When I first started managing our building's HVAC contracts, I assumed chiller maintenance was mostly about changing filters and checking refrigerant levels. Simple stuff. The kind of routine task you could push back a few months without anyone noticing.
I was wrong.
Three years and one catastrophic compressor failure later, I've learned that chiller maintenance isn't just service—it's an insurance policy against operational chaos. And skipping it? That's where the real cost hides.
The Surface Problem: "My Chiller Keeps Tripping"
It started with a call from our facilities manager on a Tuesday afternoon in August. "The main chiller's tripping again. Third time this week."
From the outside, it looks like a simple equipment issue. Call Johnson Controls, schedule a repair, hope it doesn't happen during peak cooling demand. The surface-level problem is clear: the chiller is malfunctioning.
But that's never the real story. The surface problem is just a symptom.
Most facility managers I've talked to focus on the obvious factor—the breakdown itself—and completely miss the underlying pattern. They ask, "How fast can you fix it?" when they should be asking, "Why is it breaking in the first place?"
The Deeper Cause: What Nobody Told Me About Chiller Maintenance
The real issue isn't the chiller. It's the maintenance schedule—or lack thereof.

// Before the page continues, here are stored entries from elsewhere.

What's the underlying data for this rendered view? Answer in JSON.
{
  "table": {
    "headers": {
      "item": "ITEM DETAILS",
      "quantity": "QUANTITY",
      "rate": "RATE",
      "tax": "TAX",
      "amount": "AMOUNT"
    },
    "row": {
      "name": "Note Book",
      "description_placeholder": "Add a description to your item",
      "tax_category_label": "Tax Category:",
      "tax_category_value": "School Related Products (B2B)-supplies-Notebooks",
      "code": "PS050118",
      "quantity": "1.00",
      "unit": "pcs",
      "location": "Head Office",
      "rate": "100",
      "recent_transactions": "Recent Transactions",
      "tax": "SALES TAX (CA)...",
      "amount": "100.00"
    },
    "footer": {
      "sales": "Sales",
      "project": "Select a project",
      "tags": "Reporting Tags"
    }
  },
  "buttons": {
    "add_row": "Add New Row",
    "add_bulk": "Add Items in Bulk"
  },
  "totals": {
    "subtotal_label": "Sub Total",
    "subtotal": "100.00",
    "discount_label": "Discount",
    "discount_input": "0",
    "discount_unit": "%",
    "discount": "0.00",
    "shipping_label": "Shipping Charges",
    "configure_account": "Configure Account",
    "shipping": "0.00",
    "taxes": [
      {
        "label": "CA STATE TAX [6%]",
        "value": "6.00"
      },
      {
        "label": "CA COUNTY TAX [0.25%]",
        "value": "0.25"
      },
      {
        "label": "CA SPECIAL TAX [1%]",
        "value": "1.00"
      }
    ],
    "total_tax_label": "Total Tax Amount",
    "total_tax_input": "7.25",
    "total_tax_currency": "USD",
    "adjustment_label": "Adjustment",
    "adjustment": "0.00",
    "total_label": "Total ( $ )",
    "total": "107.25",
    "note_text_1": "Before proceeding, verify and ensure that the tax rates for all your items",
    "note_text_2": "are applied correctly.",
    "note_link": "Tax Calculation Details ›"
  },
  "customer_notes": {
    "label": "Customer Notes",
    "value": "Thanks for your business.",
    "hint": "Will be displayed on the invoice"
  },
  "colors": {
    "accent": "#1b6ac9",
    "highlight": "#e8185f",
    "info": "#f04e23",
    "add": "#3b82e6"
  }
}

Here's what I didn't understand until I'd already paid the price: commercial chiller maintenance isn't a reactive process. It's preventive. And the interval between service visits matters more than what gets done during them.

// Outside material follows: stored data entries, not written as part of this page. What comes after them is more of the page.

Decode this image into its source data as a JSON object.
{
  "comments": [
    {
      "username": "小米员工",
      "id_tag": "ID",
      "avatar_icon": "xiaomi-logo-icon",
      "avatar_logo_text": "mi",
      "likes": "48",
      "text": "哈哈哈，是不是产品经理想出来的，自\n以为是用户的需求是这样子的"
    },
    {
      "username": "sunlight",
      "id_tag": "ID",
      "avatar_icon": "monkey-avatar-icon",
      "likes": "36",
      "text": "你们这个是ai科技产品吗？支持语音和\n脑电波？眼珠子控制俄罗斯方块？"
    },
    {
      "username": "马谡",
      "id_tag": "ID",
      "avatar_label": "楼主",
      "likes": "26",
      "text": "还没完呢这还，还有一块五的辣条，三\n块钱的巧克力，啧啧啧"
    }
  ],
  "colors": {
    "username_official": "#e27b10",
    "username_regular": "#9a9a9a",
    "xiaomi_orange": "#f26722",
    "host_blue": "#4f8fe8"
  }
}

When I took over purchasing for our 200-person office in 2020, I immediately looked for cost savings. Our existing Johnson Controls chiller service contract was $4,800 annually. Seemed steep for something that "wasn't broken."
I switched to a quarterly basic maintenance plan—half the cost, half the scope. Filters, coil cleaning, basic checks. No predictive diagnostics, no vibration analysis. I thought I'd found a smart efficiency.
I hadn't.
What I missed—the outsider's blindspot—is that chiller efficiency degrades gradually. The unit doesn't fail overnight. It gets 2% less efficient per month without proper maintenance. By month six, you've lost 12% efficiency. By month twelve, you're paying 25% more for the same cooling output.

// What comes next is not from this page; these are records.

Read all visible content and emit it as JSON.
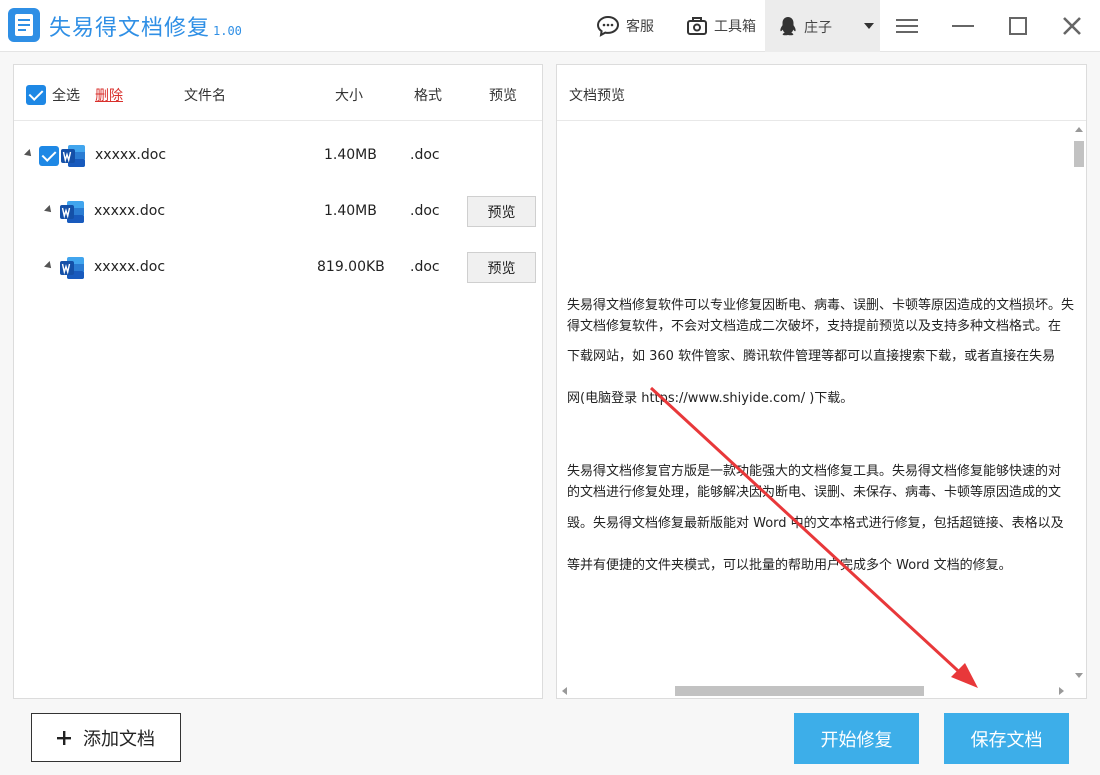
{
  "app": {
    "title": "失易得文档修复",
    "version": "1.00"
  },
  "toolbar": {
    "service_label": "客服",
    "toolbox_label": "工具箱",
    "user_name": "庄子"
  },
  "file_list": {
    "select_all_label": "全选",
    "delete_label": "删除",
    "columns": [
      "文件名",
      "大小",
      "格式",
      "预览"
    ],
    "rows": [
      {
        "name": "xxxxx.doc",
        "size": "1.40MB",
        "format": ".doc",
        "preview": ""
      },
      {
        "name": "xxxxx.doc",
        "size": "1.40MB",
        "format": ".doc",
        "preview": "预览"
      },
      {
        "name": "xxxxx.doc",
        "size": "819.00KB",
        "format": ".doc",
        "preview": "预览"
      }
    ]
  },
  "preview_panel": {
    "title": "文档预览",
    "lines": [
      "失易得文档修复软件可以专业修复因断电、病毒、误删、卡顿等原因造成的文档损坏。失",
      "得文档修复软件，不会对文档造成二次破坏，支持提前预览以及支持多种文档格式。在",
      "下载网站，如 360 软件管家、腾讯软件管理等都可以直接搜索下载，或者直接在失易",
      "网(电脑登录 https://www.shiyide.com/ )下载。",
      "失易得文档修复官方版是一款功能强大的文档修复工具。失易得文档修复能够快速的对",
      "的文档进行修复处理，能够解决因为断电、误删、未保存、病毒、卡顿等原因造成的文",
      "毁。失易得文档修复最新版能对 Word 中的文本格式进行修复，包括超链接、表格以及",
      "等并有便捷的文件夹模式，可以批量的帮助用户完成多个 Word 文档的修复。"
    ]
  },
  "actions": {
    "add_label": "添加文档",
    "start_label": "开始修复",
    "save_label": "保存文档"
  },
  "colors": {
    "accent": "#2f8fe5",
    "button_blue": "#3daee9",
    "delete_red": "#d9302c",
    "annotation_red": "#e8383a"
  }
}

The most frustrating part: I'd been warned. The Johnson Controls service rep mentioned that deferred maintenance was the leading cause of premature wear in centrifugal chillers. But in a spreadsheet, the cheaper option looked better. Numbers don't tell the whole story.
The Real Cost of Skipping Service
Our compressor failed in July 2023—peak cooling season, naturally. The repair cost: $14,200. That's not including the overtime for our facilities team, the temporary chillers we rented, or the productivity loss from a 78-degree office at the end of the month.
I only believed in comprehensive maintenance plans after ignoring that advice and eating that cost.
Let me break down what deferred maintenance actually costs:
- Energy waste: A poorly maintained chiller uses 15-30% more electricity. On a 50-ton unit running 3,000 hours annually at $0.12/kWh, that's $3,000-$6,000 in avoidable cost.
- Emergency repair premiums: Weekend callouts and rush service run 50-100% above scheduled rates.
- Shortened equipment life: Properly maintained chillers last 20-25 years. Neglected ones fail at 12-15 years. Premature replacement: $50,000-$100,000+ depending on tonnage.
- Downtime costs: For a commercial office, downtime averages $1,000-$3,000 per hour in lost productivity and discomfort.
The question isn't whether you can afford preventive maintenance. It's whether you can afford to skip it.
What Actually Works: A Pragmatic Approach to Chiller Service
After our 2023 failure, we rebuilt our approach from the ground up. Here's what's working:
Scheduled preventive maintenance, not reactive fixes. We now run a comprehensive program with Johnson Controls that includes quarterly inspections, annual tube cleaning, and—this is the key—predictive diagnostics. They monitor refrigerant pressures, oil conditions, and vibration patterns. Most issues are caught before they become failures.
Data-driven service intervals. Instead of guessing, we use runtime data to optimize maintenance timing. Our technicians track hours and flag when the chiller's approaching its service threshold. No surprises.
Clear escalation protocols. When an issue does arise—and they still do—we have defined response times and communication chains. No more scrambling for emergency service during a heat wave.
In our 2024 vendor consolidation project, we standardized on Johnson Controls across all three of our locations. Same service framework, same response protocols. Our ordering time dropped from two hours per incident to 20 minutes. More importantly, unplanned downtime is down 80% compared to 2022.
I should add that we still had one chiller trip this summer. But instead of a crisis, it was a planned shutdown. Scheduled. Repaired. Back online in six hours. That's the difference between a vendor relationship and a strategic partnership.
An informed customer asks better questions and makes faster decisions. I'd rather spend 10 minutes explaining maintenance options to our CFO than explaining why we need another emergency repair budget.